Additionally, some people might consider the punishment for an employer who discourages pay transparency to be so weak as to be ineffective, he said. Companies generally have to give wrongfully terminated employees back pay and the option to take their job back.

"It’s an area fraught with misunderstanding," Martucci said.

The Paycheck Fairness Act that Clinton supports would, in part, create a universal prohibition on retaliating against an employee for discussing wages. This would bring visibility and uniformity to a legal right that many workers don’t realize they have, but as it stands, most workers already have that legal right.

Wait, what happened with the Kansas pizza kids?
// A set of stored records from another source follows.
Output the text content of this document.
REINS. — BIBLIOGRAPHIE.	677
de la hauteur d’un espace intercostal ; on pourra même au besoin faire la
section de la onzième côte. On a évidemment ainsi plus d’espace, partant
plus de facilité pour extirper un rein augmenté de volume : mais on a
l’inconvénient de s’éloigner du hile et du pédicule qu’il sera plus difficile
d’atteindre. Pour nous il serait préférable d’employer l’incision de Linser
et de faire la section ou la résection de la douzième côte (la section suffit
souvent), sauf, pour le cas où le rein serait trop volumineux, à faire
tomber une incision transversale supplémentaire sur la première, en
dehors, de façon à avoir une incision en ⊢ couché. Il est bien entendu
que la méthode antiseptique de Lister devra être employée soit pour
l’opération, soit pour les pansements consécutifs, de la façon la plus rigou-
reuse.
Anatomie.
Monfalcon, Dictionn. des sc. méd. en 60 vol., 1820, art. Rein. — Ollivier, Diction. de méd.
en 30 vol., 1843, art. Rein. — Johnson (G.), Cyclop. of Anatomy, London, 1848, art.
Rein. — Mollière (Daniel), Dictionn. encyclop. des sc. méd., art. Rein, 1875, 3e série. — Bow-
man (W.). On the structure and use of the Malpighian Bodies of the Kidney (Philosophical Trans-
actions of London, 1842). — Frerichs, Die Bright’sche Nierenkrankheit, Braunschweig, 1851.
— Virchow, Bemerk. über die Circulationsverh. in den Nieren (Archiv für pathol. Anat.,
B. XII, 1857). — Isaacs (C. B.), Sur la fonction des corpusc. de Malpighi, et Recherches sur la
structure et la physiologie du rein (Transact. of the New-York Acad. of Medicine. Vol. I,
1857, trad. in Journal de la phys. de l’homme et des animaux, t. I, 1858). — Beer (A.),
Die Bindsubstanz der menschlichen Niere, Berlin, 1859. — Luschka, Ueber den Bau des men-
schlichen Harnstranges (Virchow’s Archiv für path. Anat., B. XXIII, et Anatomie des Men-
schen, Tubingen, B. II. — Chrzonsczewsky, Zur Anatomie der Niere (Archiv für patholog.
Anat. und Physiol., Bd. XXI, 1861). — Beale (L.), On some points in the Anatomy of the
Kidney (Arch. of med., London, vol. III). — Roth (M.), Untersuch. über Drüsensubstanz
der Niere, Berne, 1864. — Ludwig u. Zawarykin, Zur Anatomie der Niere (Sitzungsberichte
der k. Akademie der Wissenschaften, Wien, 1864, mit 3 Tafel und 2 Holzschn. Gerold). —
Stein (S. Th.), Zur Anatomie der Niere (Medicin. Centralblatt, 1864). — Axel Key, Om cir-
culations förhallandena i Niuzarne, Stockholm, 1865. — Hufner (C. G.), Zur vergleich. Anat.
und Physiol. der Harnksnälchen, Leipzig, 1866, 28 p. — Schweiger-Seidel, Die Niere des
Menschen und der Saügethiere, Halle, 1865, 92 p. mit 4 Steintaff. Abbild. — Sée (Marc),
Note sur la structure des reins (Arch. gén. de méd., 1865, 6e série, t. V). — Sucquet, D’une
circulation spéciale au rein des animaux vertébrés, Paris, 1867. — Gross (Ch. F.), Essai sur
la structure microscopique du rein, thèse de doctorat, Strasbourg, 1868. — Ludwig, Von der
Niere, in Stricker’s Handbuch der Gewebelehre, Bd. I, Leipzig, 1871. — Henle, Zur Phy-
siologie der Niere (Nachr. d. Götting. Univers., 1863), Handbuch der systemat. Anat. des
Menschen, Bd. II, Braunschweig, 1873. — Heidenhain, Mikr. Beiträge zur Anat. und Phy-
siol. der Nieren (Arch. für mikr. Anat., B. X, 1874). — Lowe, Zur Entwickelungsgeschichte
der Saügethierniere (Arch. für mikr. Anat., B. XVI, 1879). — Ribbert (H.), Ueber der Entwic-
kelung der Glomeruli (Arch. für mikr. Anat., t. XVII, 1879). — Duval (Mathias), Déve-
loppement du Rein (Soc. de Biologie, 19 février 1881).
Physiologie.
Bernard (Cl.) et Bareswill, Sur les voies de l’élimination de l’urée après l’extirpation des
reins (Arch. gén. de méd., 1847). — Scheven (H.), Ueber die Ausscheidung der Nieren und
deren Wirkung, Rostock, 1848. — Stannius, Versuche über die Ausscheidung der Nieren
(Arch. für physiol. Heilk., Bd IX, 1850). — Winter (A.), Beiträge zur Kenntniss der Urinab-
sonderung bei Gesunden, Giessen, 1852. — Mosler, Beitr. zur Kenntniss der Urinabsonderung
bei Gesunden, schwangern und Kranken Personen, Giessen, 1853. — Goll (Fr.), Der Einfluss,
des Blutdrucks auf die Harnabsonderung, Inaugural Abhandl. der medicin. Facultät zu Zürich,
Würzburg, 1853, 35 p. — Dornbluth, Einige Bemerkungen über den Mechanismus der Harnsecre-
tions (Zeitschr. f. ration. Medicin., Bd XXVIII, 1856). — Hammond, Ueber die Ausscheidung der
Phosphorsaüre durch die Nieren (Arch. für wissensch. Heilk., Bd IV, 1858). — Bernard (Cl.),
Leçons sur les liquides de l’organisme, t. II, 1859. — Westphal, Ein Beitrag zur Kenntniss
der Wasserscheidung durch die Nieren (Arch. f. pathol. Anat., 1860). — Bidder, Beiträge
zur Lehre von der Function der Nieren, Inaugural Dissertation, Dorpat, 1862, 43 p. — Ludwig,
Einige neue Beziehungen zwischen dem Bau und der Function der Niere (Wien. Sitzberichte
As for the Kansas pizza restaurant, a Pizza Studio franchise, it seems that the National Labor Relations Act covered the two teens’ right to discuss pay without retaliation, as they were not supervisors. The national chain’s executive director of operations said in a statement that the manager who fired them had a "misunderstanding" of company policy. The manager has since been let go.

The two teens spoke at the Democratic National Convention in July.

Our ruling

Clinton said, "That's legal: If you find out about somebody else's salary even if you're doing exactly the same job, you can be retaliated against, including being fired, in most places."

Under various federal and state laws and regulations, most workers in the United States have the legal right to discuss compensation and raise pay discrimination concerns with their employers. Consequently, employers generally can’t retaliate against an employee for engaging in those discussions.

However, the laws are a patchwork, meaning that some small percentage of people could fall through the cracks. And the fact that many people and companies don’t realize what the law says weakens their effect.

We rate Clinton’s statement Mostly False.